We know that the formal end of slavery in 1865 did not end racism and inequality in America. As Jim Crow carried on the legacies of slavery, rates of incarceration for black Americans steadily climbed. Many youth prisons opened in the years and decades following slavery, including The New Jersey Training School for boys, which opened its doors in 1867. Virginia’s Beaumont Juvenile Corrections Center opened in 1890 and its Bon Air Juvenile Corrections Center opened in 1910. We see the relics of slavery in the hyper-governed communities of color across the country. From “million dollar blocks” to inequitable school districts, communities of color have struggled to receive the positive responses and opportunities from the public and private sectors that affluent white communities have received.
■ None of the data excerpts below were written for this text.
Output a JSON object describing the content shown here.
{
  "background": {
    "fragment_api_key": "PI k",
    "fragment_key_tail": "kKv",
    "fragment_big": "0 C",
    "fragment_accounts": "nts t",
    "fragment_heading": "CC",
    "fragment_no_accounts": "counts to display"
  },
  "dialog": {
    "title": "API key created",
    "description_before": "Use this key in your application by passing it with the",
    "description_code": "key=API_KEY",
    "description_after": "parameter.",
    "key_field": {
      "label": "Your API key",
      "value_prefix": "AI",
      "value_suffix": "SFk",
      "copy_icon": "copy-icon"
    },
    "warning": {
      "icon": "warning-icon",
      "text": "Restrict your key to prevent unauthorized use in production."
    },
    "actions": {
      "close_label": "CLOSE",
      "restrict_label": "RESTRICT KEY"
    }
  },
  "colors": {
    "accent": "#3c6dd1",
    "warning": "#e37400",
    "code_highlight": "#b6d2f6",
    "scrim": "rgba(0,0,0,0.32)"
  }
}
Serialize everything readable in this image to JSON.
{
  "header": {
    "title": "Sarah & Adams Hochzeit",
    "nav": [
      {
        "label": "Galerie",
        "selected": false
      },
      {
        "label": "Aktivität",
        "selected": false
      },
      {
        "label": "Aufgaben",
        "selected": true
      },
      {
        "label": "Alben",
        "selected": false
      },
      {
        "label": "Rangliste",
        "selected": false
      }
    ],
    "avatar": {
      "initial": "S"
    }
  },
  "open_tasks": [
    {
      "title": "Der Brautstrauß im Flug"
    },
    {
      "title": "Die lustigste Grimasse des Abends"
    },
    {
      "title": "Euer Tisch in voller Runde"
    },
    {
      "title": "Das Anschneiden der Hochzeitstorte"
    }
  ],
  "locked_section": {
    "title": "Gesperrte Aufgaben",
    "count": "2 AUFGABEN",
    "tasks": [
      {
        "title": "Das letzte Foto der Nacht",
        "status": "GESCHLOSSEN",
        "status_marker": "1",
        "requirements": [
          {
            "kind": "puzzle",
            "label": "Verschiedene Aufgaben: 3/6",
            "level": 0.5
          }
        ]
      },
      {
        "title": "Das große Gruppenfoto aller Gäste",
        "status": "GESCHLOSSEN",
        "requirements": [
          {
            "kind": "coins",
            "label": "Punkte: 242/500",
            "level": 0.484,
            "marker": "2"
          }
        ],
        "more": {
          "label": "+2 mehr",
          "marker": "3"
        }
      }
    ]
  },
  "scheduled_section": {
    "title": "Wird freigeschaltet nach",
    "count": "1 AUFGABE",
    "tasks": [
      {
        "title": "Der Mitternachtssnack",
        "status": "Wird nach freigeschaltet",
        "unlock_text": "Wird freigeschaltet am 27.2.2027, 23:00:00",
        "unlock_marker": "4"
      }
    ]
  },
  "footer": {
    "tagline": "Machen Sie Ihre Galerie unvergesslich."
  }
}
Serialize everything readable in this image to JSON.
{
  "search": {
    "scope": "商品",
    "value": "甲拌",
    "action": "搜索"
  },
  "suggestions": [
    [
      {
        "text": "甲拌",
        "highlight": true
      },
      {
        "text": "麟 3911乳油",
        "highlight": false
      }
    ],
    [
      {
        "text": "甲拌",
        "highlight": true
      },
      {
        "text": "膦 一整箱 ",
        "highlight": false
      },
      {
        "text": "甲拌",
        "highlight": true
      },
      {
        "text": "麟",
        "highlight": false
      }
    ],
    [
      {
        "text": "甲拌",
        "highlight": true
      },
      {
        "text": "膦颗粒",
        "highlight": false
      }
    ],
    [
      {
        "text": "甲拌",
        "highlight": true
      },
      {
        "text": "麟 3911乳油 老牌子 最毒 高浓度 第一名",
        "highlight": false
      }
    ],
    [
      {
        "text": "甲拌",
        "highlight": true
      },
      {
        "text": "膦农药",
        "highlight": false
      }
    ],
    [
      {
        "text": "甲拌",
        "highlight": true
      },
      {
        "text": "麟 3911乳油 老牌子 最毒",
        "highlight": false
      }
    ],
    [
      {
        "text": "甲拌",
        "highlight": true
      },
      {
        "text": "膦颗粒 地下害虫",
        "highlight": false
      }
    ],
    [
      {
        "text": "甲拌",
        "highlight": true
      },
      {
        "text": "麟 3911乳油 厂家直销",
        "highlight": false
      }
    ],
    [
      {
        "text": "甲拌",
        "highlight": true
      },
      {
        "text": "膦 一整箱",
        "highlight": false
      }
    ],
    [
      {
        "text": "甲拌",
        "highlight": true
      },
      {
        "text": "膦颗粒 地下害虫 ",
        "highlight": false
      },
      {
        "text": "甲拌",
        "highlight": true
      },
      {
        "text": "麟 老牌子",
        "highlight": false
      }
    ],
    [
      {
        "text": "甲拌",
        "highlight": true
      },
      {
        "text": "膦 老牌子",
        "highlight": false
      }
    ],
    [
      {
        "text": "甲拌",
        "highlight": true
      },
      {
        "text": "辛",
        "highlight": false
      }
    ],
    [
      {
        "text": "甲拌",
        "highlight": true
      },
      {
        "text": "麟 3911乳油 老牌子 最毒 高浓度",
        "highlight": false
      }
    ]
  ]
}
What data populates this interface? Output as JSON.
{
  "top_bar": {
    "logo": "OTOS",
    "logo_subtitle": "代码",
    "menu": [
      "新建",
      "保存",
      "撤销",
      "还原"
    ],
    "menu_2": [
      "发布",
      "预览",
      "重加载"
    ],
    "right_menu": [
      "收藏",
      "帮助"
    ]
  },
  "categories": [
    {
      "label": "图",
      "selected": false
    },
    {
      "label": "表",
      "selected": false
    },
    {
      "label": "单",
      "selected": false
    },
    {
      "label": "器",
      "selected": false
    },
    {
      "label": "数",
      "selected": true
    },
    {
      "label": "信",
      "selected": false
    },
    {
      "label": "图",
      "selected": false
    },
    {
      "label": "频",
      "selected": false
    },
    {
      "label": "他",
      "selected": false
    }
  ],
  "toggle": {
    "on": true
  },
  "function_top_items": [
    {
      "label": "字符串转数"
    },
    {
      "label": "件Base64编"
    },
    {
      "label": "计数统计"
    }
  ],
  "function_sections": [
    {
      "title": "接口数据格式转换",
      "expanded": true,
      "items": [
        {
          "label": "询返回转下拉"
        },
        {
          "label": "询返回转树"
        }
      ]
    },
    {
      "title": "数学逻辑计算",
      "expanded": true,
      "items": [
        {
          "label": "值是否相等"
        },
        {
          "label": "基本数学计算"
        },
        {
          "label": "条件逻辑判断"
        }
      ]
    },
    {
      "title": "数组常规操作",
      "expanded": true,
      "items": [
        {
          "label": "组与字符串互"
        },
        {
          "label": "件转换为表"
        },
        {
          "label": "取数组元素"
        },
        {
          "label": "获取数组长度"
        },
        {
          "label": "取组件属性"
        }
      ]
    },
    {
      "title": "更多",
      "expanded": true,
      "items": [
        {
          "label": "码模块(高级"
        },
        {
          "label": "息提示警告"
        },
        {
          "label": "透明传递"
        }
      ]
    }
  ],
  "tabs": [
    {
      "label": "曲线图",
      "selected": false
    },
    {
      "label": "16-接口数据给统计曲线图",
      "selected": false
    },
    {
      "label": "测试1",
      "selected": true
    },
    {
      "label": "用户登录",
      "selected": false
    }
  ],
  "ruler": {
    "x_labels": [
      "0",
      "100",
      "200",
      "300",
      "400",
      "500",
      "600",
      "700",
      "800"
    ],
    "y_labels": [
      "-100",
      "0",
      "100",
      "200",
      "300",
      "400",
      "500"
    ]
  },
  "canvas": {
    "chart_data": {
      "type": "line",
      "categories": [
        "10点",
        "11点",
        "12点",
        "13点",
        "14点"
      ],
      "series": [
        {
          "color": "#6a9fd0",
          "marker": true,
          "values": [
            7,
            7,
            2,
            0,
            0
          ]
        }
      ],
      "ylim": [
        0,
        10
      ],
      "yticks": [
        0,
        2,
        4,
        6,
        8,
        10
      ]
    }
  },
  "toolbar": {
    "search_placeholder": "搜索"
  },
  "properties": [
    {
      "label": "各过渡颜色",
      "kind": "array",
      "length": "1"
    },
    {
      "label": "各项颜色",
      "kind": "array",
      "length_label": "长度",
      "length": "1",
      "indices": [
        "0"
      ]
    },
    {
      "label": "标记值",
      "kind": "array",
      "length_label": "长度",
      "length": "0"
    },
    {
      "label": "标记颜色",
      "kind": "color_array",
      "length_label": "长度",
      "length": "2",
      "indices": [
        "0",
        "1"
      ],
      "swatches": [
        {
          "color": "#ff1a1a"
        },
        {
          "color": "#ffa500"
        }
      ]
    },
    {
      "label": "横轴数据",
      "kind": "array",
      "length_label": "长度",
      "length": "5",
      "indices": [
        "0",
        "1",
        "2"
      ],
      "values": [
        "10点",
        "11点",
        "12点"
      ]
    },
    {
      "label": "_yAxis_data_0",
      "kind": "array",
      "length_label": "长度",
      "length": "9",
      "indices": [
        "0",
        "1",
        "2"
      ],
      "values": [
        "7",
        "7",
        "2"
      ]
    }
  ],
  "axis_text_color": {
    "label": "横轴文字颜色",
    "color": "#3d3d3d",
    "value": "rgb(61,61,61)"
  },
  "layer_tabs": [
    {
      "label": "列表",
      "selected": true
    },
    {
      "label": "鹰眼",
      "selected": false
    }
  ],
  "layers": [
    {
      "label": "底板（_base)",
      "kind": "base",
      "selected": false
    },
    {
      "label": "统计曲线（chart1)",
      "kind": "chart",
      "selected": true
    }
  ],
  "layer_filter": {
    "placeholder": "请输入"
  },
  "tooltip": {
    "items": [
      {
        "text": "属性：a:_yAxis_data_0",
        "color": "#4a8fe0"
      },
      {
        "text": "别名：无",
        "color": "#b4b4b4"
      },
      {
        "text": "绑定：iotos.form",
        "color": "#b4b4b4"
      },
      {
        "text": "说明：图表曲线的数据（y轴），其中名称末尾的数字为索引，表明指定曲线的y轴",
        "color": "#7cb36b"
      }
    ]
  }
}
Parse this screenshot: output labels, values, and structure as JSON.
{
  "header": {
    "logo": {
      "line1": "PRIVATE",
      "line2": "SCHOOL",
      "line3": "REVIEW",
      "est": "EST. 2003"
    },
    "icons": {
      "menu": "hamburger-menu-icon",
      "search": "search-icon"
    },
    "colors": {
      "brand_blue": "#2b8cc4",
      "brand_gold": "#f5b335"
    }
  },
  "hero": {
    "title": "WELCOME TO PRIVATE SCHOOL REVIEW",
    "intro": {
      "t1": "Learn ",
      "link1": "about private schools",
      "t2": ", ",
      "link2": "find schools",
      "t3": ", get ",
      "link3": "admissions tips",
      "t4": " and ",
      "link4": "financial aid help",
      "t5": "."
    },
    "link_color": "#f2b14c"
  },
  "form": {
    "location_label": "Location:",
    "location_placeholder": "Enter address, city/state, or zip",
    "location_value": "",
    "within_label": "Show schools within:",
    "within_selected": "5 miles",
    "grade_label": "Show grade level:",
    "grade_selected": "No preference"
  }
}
The vestiges of racism and slavery mean that youth justice will always be a racial justice issue. Each year, the United States incarcerates nearly 45,000 youth. The youth justice system incarcerates African-American youth at a rate 5 times higher than the rate for white youth, despite research that African American youth and white youth commit offenses at similar rates. Likewise, Native American youth are 3.2 times more likely to be incarcerated than white youth, and Latino youth are 2 times more likely to be incarcerated than white youth. New Jersey and Virginia have higher than average rates of disparity: Youth of color in New Jersey are over 30 times more likely to be incarcerated. Youth of color in Virginia are nearly six times more likely to be incarcerated than their white counterparts.
With these staggering data points, the Virginia “RISE” campaign and the New Jersey “150 Years is Enough” campaign have placed racial inequality at the center of their efforts to end youth incarceration.